Edito. Vulnérable classe moyenne !

Il y a encore quelques mois, nous pointions déjà dans ces mêmes colonnes le sujet de la vulnérabilité, lorsque le Haut-commissariat au plan recensait trois millions de Marocains vivant dans une zone intermédiaire, quelque part entre stabilité et précarité. L’on pouvait donc croire que cette vulnérabilité se limitait à la marge, aux campagnes éloignées. Mais les nouvelles données de cette institution esquissent aujourd’hui un autre visage : la vulnérabilité a désormais élu domicile en ville, au cœur même des classes moyennes.
Entre 2019 et 2022, leur nombre a plus que doublé en milieu urbain. Des millions de Marocains, hier encore considérés comme «stables», découvrent la précarité. Perte d’emploi, alourdissement des charges du ménage, surendettement…, et l’équilibre vacille systématiquement. Pour la classe moyenne, c’est désormais une pente raide vers la pauvreté.
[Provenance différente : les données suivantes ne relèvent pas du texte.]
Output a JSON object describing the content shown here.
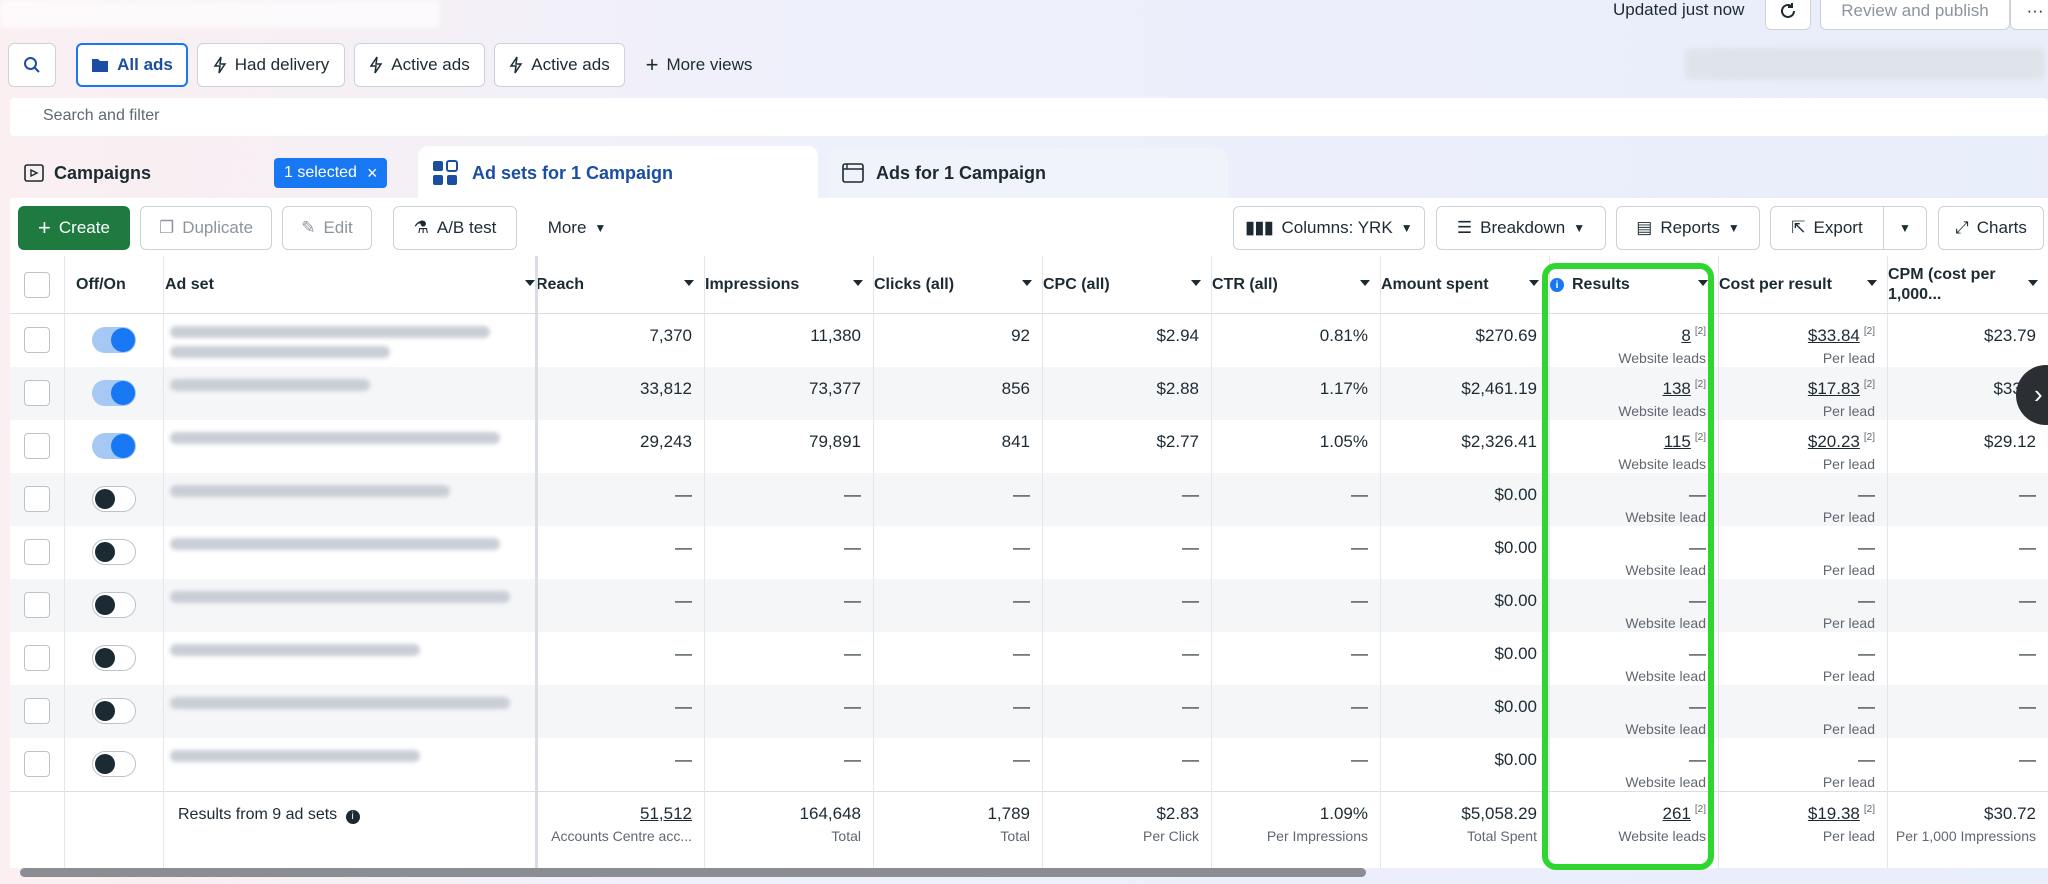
{
  "topbar": {
    "updated": "Updated just now",
    "review_publish": "Review and publish",
    "more": "···"
  },
  "views": {
    "all_ads": "All ads",
    "had_delivery": "Had delivery",
    "active_ads_1": "Active ads",
    "active_ads_2": "Active ads",
    "more_views": "More views"
  },
  "search": {
    "placeholder": "Search and filter"
  },
  "tabs": {
    "campaigns": "Campaigns",
    "selected": "1 selected",
    "adsets": "Ad sets for 1 Campaign",
    "ads": "Ads for 1 Campaign"
  },
  "toolbar": {
    "create": "Create",
    "duplicate": "Duplicate",
    "edit": "Edit",
    "ab_test": "A/B test",
    "more": "More",
    "columns": "Columns: YRK",
    "breakdown": "Breakdown",
    "reports": "Reports",
    "export": "Export",
    "charts": "Charts"
  },
  "table": {
    "headers": {
      "offon": "Off/On",
      "adset": "Ad set",
      "reach": "Reach",
      "impressions": "Impressions",
      "clicks": "Clicks (all)",
      "cpc": "CPC (all)",
      "ctr": "CTR (all)",
      "spent": "Amount spent",
      "results": "Results",
      "cpr": "Cost per result",
      "cpm_1": "CPM (cost per",
      "cpm_2": "1,000..."
    },
    "rows": [
      {
        "on": true,
        "reach": "7,370",
        "impressions": "11,380",
        "clicks": "92",
        "cpc": "$2.94",
        "ctr": "0.81%",
        "spent": "$270.69",
        "results": "8",
        "results_sub": "Website leads",
        "cpr": "$33.84",
        "cpr_sub": "Per lead",
        "cpm": "$23.79"
      },
      {
        "on": true,
        "reach": "33,812",
        "impressions": "73,377",
        "clicks": "856",
        "cpc": "$2.88",
        "ctr": "1.17%",
        "spent": "$2,461.19",
        "results": "138",
        "results_sub": "Website leads",
        "cpr": "$17.83",
        "cpr_sub": "Per lead",
        "cpm": "$33.5"
      },
      {
        "on": true,
        "reach": "29,243",
        "impressions": "79,891",
        "clicks": "841",
        "cpc": "$2.77",
        "ctr": "1.05%",
        "spent": "$2,326.41",
        "results": "115",
        "results_sub": "Website leads",
        "cpr": "$20.23",
        "cpr_sub": "Per lead",
        "cpm": "$29.12"
      },
      {
        "on": false,
        "reach": "—",
        "impressions": "—",
        "clicks": "—",
        "cpc": "—",
        "ctr": "—",
        "spent": "$0.00",
        "results": "—",
        "results_sub": "Website lead",
        "cpr": "—",
        "cpr_sub": "Per lead",
        "cpm": "—"
      },
      {
        "on": false,
        "reach": "—",
        "impressions": "—",
        "clicks": "—",
        "cpc": "—",
        "ctr": "—",
        "spent": "$0.00",
        "results": "—",
        "results_sub": "Website lead",
        "cpr": "—",
        "cpr_sub": "Per lead",
        "cpm": "—"
      },
      {
        "on": false,
        "reach": "—",
        "impressions": "—",
        "clicks": "—",
        "cpc": "—",
        "ctr": "—",
        "spent": "$0.00",
        "results": "—",
        "results_sub": "Website lead",
        "cpr": "—",
        "cpr_sub": "Per lead",
        "cpm": "—"
      },
      {
        "on": false,
        "reach": "—",
        "impressions": "—",
        "clicks": "—",
        "cpc": "—",
        "ctr": "—",
        "spent": "$0.00",
        "results": "—",
        "results_sub": "Website lead",
        "cpr": "—",
        "cpr_sub": "Per lead",
        "cpm": "—"
      },
      {
        "on": false,
        "reach": "—",
        "impressions": "—",
        "clicks": "—",
        "cpc": "—",
        "ctr": "—",
        "spent": "$0.00",
        "results": "—",
        "results_sub": "Website lead",
        "cpr": "—",
        "cpr_sub": "Per lead",
        "cpm": "—"
      },
      {
        "on": false,
        "reach": "—",
        "impressions": "—",
        "clicks": "—",
        "cpc": "—",
        "ctr": "—",
        "spent": "$0.00",
        "results": "—",
        "results_sub": "Website lead",
        "cpr": "—",
        "cpr_sub": "Per lead",
        "cpm": "—"
      }
    ],
    "totals": {
      "label": "Results from 9 ad sets",
      "reach": "51,512",
      "reach_sub": "Accounts Centre acc...",
      "impressions": "164,648",
      "impressions_sub": "Total",
      "clicks": "1,789",
      "clicks_sub": "Total",
      "cpc": "$2.83",
      "cpc_sub": "Per Click",
      "ctr": "1.09%",
      "ctr_sub": "Per Impressions",
      "spent": "$5,058.29",
      "spent_sub": "Total Spent",
      "results": "261",
      "results_sub": "Website leads",
      "cpr": "$19.38",
      "cpr_sub": "Per lead",
      "cpm": "$30.72",
      "cpm_sub": "Per 1,000 Impressions"
    },
    "footnote": "[2]"
  },
  "colors": {
    "accent": "#1877f2",
    "create_green": "#1e7a3e",
    "highlight": "#2fd62f"
  }
}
Et c’est bien là que réside le danger, pour tous.
D’un point de vue économique, social comme sociologique, une société sans classe moyenne forte est une société fragilisée dans son ensemble. Car plus qu’un simple ratio statistique, cette classe moyenne est à la fois ciment de la confiance collective, moteur de la consommation et colonne vertébrale de la stabilité économique.
Certes, il est plaisant de voir les chiffres nous dire que nous avons presque éradiqué l’extrême pauvreté. Mais l’heure est venue pour un autre combat. Il s’agit de protéger ceux qui vacillent au milieu, de sécuriser leurs trajectoires de vie et de prévenir le basculement.
La vulnérabilité dans le milieu urbain est un vrai sujet. Car si la pauvreté d’hier campait aux portes des villes, celle de demain risque bel et bien de s’y installer.